A mocinha assustou-se diante da explosão do americano. Então uma voz autoritária foi ouvida atrás de si:

"O que está havendo aqui?" – perguntou seu superior com uma expressão severa e irritada.

Nesse instante Heero irrompeu na sala; tinha ido buscar um copo d'água para Duo e, ao ouvir seus berros da outra ponta do corredor, voltou correndo, a água quase caindo do copo plástico.

"Perdão, senhor, ele está muito abalado pelo sumiço do nosso filho." – Heero foi logo explicando, não queria problemas com o superior da Preventers , já bastava o horrível que tinham.

O diretor pareceu anuir quietamente, pousando uma mão em Duo, que arfava ainda nervoso.

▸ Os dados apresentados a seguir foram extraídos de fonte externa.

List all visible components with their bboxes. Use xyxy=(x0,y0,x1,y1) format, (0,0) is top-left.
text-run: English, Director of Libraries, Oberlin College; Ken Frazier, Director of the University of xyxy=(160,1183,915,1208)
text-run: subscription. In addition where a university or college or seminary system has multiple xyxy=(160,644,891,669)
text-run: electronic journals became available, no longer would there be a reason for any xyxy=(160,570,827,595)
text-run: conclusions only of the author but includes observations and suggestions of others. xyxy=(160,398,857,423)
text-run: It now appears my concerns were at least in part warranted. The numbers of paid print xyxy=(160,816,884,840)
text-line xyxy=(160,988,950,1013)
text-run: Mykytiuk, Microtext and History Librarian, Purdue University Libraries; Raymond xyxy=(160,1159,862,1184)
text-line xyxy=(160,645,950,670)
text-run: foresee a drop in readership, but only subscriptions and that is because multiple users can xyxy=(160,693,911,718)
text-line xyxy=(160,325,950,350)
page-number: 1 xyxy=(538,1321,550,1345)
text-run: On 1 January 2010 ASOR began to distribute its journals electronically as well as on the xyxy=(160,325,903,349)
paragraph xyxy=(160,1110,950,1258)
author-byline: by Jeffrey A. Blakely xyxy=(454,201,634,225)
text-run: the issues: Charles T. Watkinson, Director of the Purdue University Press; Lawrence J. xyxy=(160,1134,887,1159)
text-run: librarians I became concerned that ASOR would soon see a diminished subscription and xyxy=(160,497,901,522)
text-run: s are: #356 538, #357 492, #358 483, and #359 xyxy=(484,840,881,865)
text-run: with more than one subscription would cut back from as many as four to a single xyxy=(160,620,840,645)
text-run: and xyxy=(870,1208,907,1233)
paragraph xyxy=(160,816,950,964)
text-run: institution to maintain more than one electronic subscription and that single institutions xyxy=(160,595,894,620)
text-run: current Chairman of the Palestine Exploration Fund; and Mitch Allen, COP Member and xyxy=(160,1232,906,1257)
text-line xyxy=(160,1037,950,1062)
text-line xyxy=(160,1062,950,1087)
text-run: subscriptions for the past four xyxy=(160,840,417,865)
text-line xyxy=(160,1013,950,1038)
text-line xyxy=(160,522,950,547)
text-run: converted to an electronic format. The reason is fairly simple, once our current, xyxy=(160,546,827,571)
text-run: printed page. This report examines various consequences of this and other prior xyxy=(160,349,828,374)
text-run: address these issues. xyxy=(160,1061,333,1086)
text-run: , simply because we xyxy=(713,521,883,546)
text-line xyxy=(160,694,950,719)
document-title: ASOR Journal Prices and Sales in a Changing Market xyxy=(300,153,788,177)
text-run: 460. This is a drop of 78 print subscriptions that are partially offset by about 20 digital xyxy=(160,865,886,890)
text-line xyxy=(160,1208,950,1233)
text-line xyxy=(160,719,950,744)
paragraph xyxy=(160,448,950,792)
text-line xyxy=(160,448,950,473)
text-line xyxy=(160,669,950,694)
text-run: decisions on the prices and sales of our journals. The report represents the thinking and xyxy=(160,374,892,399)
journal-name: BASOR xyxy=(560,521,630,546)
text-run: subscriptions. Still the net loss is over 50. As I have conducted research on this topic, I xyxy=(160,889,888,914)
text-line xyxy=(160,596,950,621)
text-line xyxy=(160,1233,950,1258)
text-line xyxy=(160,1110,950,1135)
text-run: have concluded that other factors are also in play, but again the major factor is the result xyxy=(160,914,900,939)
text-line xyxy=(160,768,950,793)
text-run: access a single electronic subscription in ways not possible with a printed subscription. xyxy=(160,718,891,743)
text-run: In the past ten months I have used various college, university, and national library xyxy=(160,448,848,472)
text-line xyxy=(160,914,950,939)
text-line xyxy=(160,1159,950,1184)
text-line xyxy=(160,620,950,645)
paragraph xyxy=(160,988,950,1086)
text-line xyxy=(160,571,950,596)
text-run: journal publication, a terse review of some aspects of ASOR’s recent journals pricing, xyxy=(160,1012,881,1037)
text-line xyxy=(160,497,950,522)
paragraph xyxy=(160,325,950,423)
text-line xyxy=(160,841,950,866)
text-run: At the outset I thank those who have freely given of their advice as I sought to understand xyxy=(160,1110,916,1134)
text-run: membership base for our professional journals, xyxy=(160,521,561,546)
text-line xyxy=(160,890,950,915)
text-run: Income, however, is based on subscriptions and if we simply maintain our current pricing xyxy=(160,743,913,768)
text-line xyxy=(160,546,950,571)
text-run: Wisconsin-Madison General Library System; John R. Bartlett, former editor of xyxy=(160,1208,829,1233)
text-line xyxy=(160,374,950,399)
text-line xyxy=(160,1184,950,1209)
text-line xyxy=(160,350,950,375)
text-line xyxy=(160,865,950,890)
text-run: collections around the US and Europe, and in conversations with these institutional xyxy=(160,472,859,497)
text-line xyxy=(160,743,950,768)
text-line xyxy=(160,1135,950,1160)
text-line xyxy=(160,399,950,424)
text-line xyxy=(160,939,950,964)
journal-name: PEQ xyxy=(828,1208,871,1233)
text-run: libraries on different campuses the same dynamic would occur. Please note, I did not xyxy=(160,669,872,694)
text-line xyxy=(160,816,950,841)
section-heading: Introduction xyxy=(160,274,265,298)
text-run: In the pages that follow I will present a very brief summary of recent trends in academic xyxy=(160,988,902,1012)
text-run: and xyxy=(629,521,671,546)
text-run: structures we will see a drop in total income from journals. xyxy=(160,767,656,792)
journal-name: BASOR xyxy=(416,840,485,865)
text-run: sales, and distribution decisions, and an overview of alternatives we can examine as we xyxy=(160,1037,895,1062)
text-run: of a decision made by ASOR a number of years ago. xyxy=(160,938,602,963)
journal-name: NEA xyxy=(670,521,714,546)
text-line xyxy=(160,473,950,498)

"Tudo bem, meu filho, eu sei que estão passando por uma situação difícil. Mas tente se controlar, nós estamos fazendo o possível."

Duo parecia revoltado, aquilo não o ajudava em nada! Ele queria seu filho e não que estivessem "fazendo o possível".

"Obrigado, senhor." – Heero meneou a cabeça, agradecido.

Como trabalhavam na Preventers, acharam mais prático também trabalharem para encontrar o ruivinho, uma vez que sabiam a polícia ser menos eficiente que a organização, além de que dessa forma também poderiam fazer alguma coisa ao invés de ficarem esperando sentados. Estava grato por isso, apesar desse não ser o ramo de trabalho da Preventers, eles os estavam ajudando. Só não sabia por quanto tempo... (1)

O chefe retribuiu o aceno e voltou para a sala; Heero ainda olhou para a consternada assistente, meio abobalhada às suas frentes pela gritaria toda de seu amante histérico, e, segurando Duo pela cintura, o tirou delicadamente dali. Levou o trançadinho para seu escritório, batendo a porta por dentro com o pé, e sentou-se na sua cadeira com o americano em seu colo.

"Calma, Duo..." – falava suavizado, afagando o cabelo castanho de seu koi – "Você prometeu que ía tentar não ficar tão nervoso quando eu te deixei sair do leito, lembra, amor?" – fazia carinhos em todo seu amante, uma mão a enlaçar sua cintura e afagando sua barriga durinha – "Tente se acalmar, tá bem? Ou senão eu terei de te colocar novamente lá, amor..." – apesar de tudo seu tom era de preocupação.

"Mas, Heero! Não..." – sua voz já começava a sair irritadiça.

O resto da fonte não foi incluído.